A telemedicine compliance program can demonstrate how a Telemedicine Company, Practitioner, or Provider meets or exceeds applicable legal requirements. Thus it is important that they adopt and implement an effective telemedicine compliance program, conduct a compliance program risk assessment to identify risk areas, and customize the telemedicine compliance program policies and procedures to address risk areas. Additional essential areas that should be encompassed by a telemedicine compliance program are set forth below:

  • State Telemedicine Laws. A Telemedicine Company operating in all fifty states must comply with all State telemedicine laws governing valid physician-patient relationships and accepted telehealth modalities;
  • Provider Licensure. Confirm compliance with applicable licensure requirements for Practitioners and Providers (including physician supervision, prescriptive authority, scope of practice, and standard of care);
  • State laws generally require a physician to conduct an appropriate patient examination and assessment prior to issuing a prescription, if medically necessary. Documentation of the patient assessment/examination and implementation of appropriate controls to ensure that prescribed services or products are medically necessary is essential;
  • Provider Compensation Arrangements. Evaluate all contractual or financial arrangements with physicians or referral sources and ensure that compensation does not vary by the volume or value of services provided; and also ensure that the compensation methodology does not result in prohibited fee splitting or violate corporate practice of medicine prohibitions;
  • Payor Billing Arrangements. Billing for services must be in compliance with state and federal laws as well as third-party payor requirements;
  • Referral Arrangements.

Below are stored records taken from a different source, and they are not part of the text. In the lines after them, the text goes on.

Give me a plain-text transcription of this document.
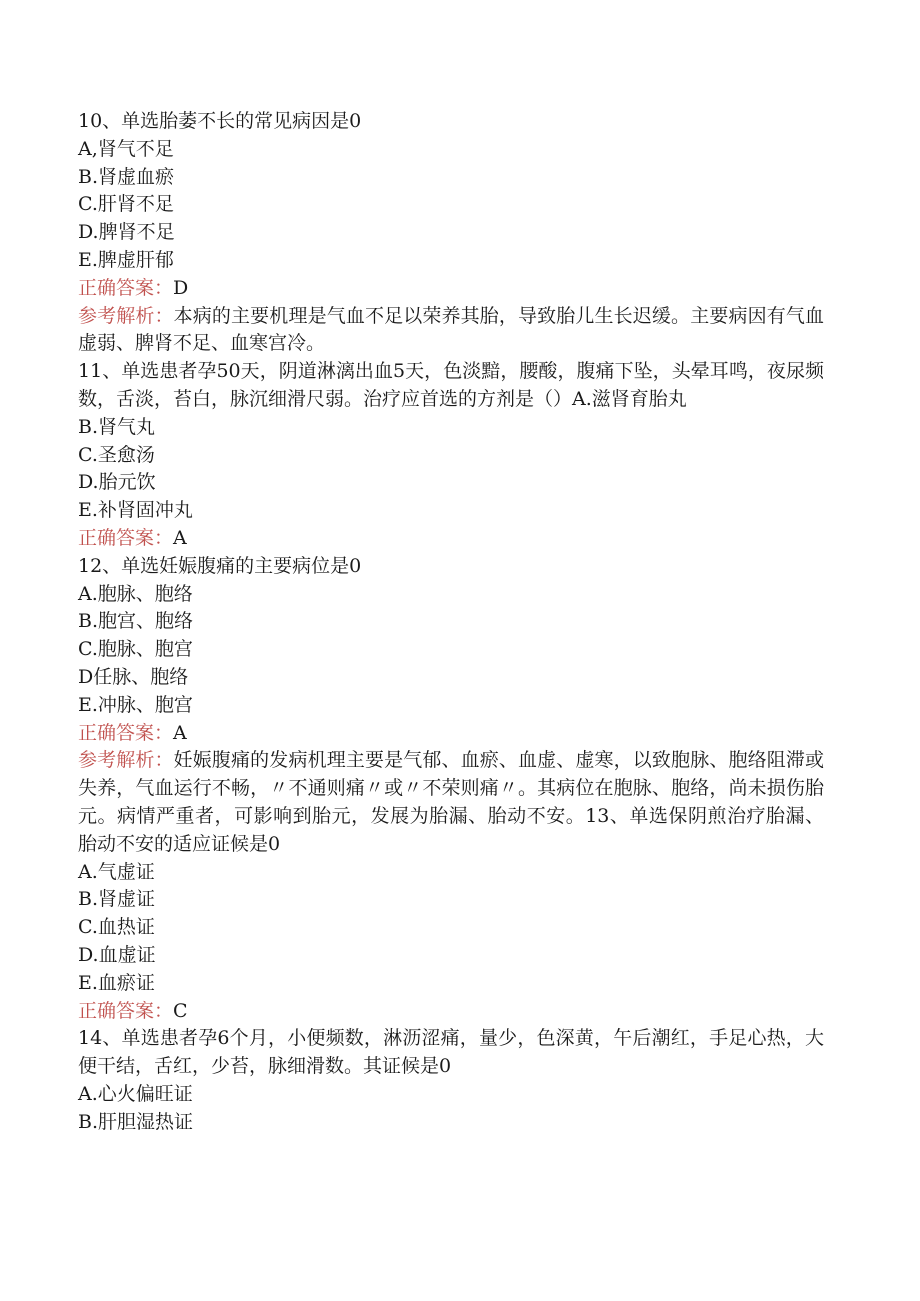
10、单选胎萎不长的常见病因是0

A,肾气不足

B.肾虚血瘀

C.肝肾不足

D.脾肾不足

E.脾虚肝郁

正确答案：D

参考解析：本病的主要机理是气血不足以荣养其胎，导致胎儿生长迟缓。主要病因有气血虚弱、脾肾不足、血寒宫冷。

11、单选患者孕50天，阴道淋漓出血5天，色淡黯，腰酸，腹痛下坠，头晕耳鸣，夜尿频数，舌淡，苔白，脉沉细滑尺弱。治疗应首选的方剂是（）A.滋肾育胎丸

B.肾气丸

C.圣愈汤

D.胎元饮

E.补肾固冲丸

正确答案：A

12、单选妊娠腹痛的主要病位是0

A.胞脉、胞络

B.胞宫、胞络

C.胞脉、胞宫

D任脉、胞络

E.冲脉、胞宫

正确答案：A

参考解析：妊娠腹痛的发病机理主要是气郁、血瘀、血虚、虚寒，以致胞脉、胞络阻滞或失养，气血运行不畅，〃不通则痛〃或〃不荣则痛〃。其病位在胞脉、胞络，尚未损伤胎元。病情严重者，可影响到胎元，发展为胎漏、胎动不安。13、单选保阴煎治疗胎漏、胎动不安的适应证候是0

A.气虚证

B.肾虚证

C.血热证

D.血虚证

E.血瘀证

正确答案：C

14、单选患者孕6个月，小便频数，淋沥涩痛，量少，色深黄，午后潮红，手足心热，大便干结，舌红，少苔，脉细滑数。其证候是0

A.心火偏旺证

B.肝胆湿热证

Assess all referral and payment relationships to make sure there are not any kickback, self-referral, or inducement issues. Telemedicine Companies, Practitioners, and Providers should establish and implement a written legal review and approval process for all telemedicine contractual arrangements;
  • Policies and Procedures. Telemedicine policies and procedures should be designed to prevent and detect violations of applicable law—including permissible telemedicine modalities and telemedicine service documentation requirements. Policies and procedures should be documented in writing, and training should be provided to impacted employees.

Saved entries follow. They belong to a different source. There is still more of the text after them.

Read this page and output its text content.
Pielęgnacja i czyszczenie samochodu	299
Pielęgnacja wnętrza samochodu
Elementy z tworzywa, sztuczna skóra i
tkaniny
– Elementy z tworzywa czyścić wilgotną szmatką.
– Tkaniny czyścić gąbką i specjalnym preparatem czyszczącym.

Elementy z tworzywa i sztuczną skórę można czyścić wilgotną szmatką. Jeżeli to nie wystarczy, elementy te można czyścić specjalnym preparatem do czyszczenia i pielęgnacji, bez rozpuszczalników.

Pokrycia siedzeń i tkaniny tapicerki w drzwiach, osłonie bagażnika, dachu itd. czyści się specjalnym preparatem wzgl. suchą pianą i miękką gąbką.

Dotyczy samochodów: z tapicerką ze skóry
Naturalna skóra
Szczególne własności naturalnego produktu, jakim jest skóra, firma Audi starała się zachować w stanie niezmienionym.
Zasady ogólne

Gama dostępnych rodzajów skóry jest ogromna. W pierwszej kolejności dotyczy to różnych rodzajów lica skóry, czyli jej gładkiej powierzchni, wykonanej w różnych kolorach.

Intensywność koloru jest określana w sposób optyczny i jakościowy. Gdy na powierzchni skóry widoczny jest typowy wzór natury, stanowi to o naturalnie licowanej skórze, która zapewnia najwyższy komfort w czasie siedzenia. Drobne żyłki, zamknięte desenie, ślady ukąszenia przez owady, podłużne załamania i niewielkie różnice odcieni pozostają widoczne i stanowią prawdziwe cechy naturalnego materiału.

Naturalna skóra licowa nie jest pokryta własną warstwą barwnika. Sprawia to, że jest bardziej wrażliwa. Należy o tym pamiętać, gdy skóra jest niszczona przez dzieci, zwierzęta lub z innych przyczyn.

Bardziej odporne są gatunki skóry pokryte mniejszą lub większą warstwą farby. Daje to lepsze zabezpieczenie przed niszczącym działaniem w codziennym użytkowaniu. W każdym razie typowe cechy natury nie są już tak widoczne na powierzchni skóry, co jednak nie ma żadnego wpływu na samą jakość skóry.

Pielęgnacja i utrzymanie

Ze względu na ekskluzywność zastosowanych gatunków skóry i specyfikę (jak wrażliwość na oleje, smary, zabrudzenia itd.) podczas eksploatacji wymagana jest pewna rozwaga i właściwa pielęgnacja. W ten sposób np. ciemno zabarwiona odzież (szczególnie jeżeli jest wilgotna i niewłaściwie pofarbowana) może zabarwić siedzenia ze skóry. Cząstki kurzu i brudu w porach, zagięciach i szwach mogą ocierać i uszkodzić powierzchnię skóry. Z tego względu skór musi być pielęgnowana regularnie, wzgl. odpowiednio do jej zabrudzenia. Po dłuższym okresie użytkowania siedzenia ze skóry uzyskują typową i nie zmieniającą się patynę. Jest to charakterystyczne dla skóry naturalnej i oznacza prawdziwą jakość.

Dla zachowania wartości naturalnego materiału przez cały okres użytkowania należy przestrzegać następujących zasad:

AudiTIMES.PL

  • Privacy and Security. Telemedicine privacy and security protocols should include the use of HIPAA compliant messaging, voice and data transfer, and information storage. Telemedicine Practitioners and Providers should ensure that business associate agreements with Telemedicine Companies are in place and that patient authorization, consent, and notice is obtained and documented as required.

Conclusion

The OIG noted that the "Special Fraud Alert is not intended to discourage legitimate telehealth arrangements" but to use caution.  The OIG's Special Fraud Alert—coupled with recent trends in telemedicine fraud and abuse enforcement actions—sends a clear forewarning that Telemedicine Company contractual arrangements will receive heightened scrutiny going forward. To avoid potential investigations and enforcement actions, Telemedicine Companies, Practitioners, and Providers should heed the OIG's guidance and carefully analyze the fraud and abuse risk associated with participating in any telemedicine arrangement. Risk assessments and auditing and monitoring of telemedicine arrangements are imperative. Entities and individuals engaged in telemedicine activities should consider retaining competent health law counsel with the knowledge and experience to help confirm that telemedicine arrangements are compliant and that identified risks have been mitigated and/or addressed.